Konzo: an epidemic paralytic disease associated with subacute poisoning by cyanide in central Africa
Konzo disease (known as“mantakassa”in northern Mozambique) is an epidemic paralytic disease associated with subacute poisoning by cyanide found in insufficiently processed cassava. The name “Konzo” means "bound legs" in the Yaka language and correctly describes the typical hypertonic gait of those affected.
Paralysis develops suddenly and is symmetrical but does not progress.
The disease is associated with high dietary exposure to cyanide released from glycosides that normally are eliminated before cassava is eaten.
The full etiology and characteristics of neurological damage remain unclear.
Familial clustering is observed. Epidemics typically occur in the dry season in families living in poverty conditions and who have survived for weeks or months on bitter cassava.
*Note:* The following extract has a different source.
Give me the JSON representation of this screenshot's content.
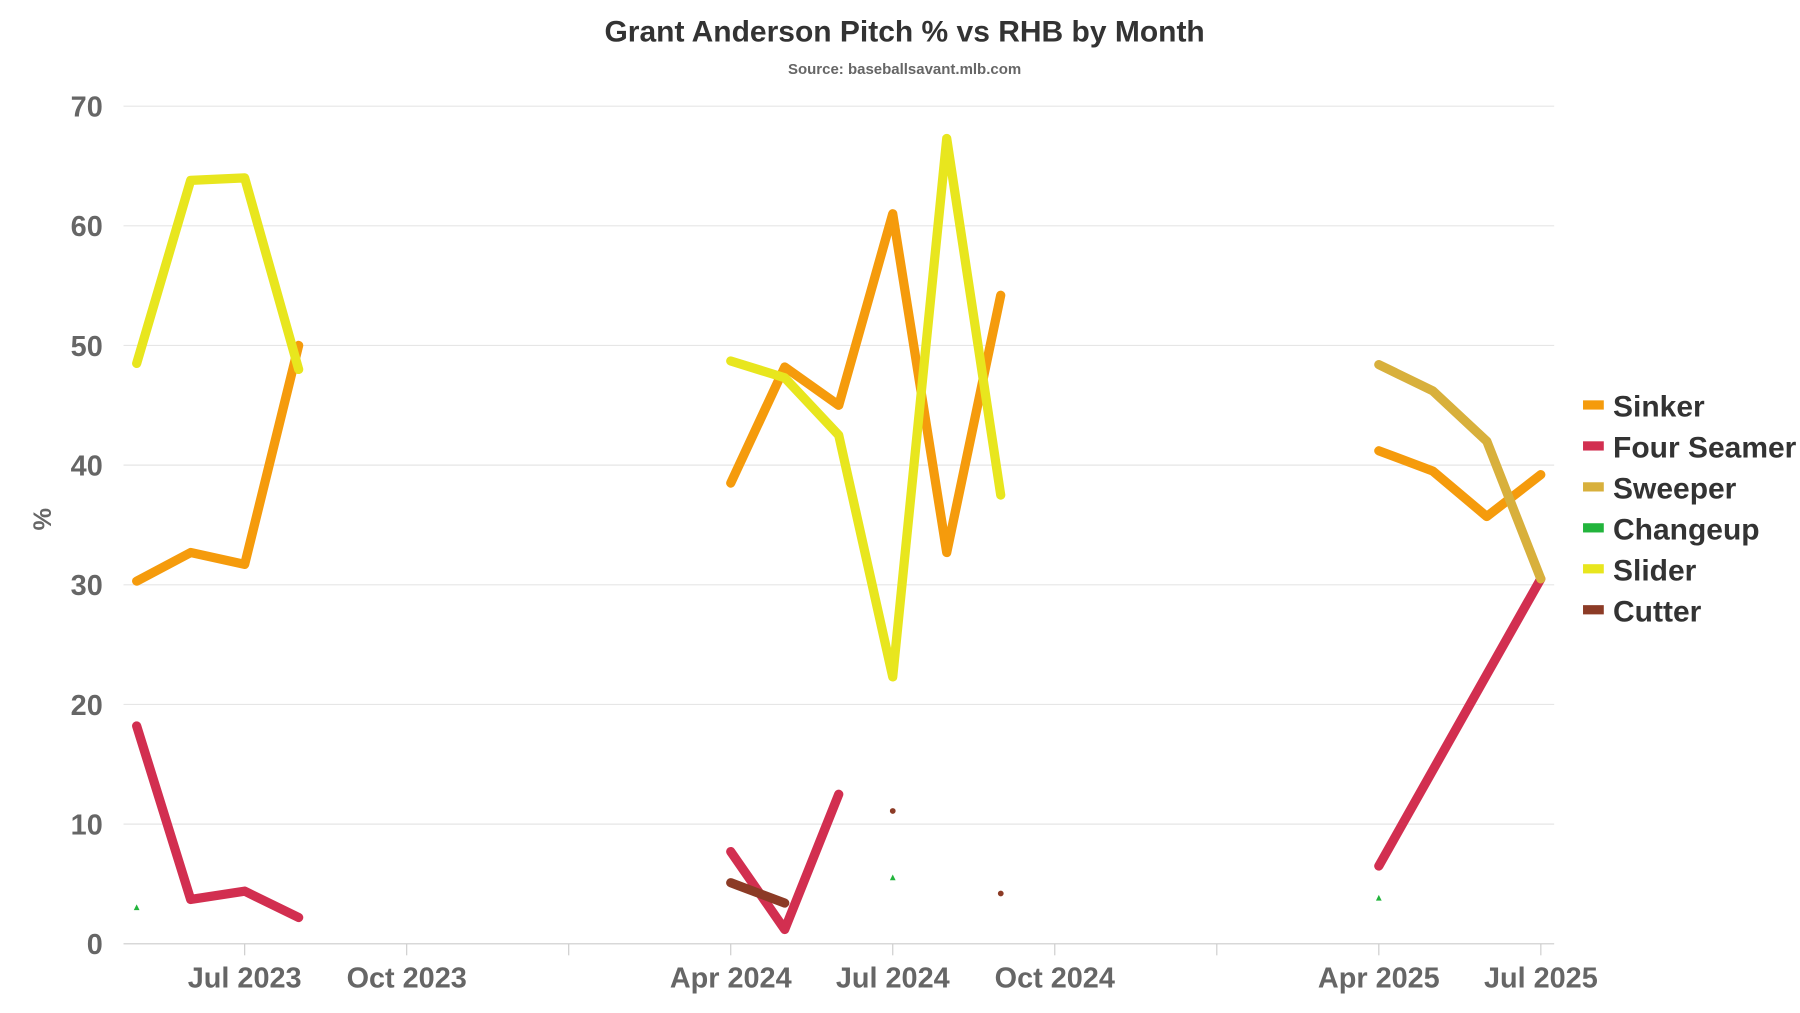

It is remarkable that not one single case of similar type of upper motor neuron damage has been reported from cyanide exposure without simultaneous protein malnutrition.
Some epidemiological studies have implicated the combination of high cyanide intake and simultaneous low intake of sulfur amino acids needed to detoxify cyanide as the main etiological factor.
A study was conducted to determine the epidemiological characteristics of konzo in health region No. 2 in the Central African Republic.
A descriptive cross-sectional study was conducted among patients enrolled during a one-month period (July 16 to August 16, 2007) of active surveillance for acute flaccid paralysis.
Eighty-one cases of konzo were identified during the studied period, representing a prevalence of 10 per 100,000. Mean age of the patients was 10.7+/-7.7 years. Children and women were the most affected. The main warning signs were fatigability (97.6 %), tremor (88.9 %), walking difficulty (100.0 %), dysarthria (67.9 %) and a loss of visual acuity (65.4 %). The predominant neurological signs were lower limb paresis (90.0 %) and hyperesthesia (66.7 %).
Konzo is a serious public health problem in this region of the Central African Republic. Prevention of konzo depends on prompt restoration of food safety that enables higher protein intake and normal cassava processing practices
A programme of prevention needs to be set-up.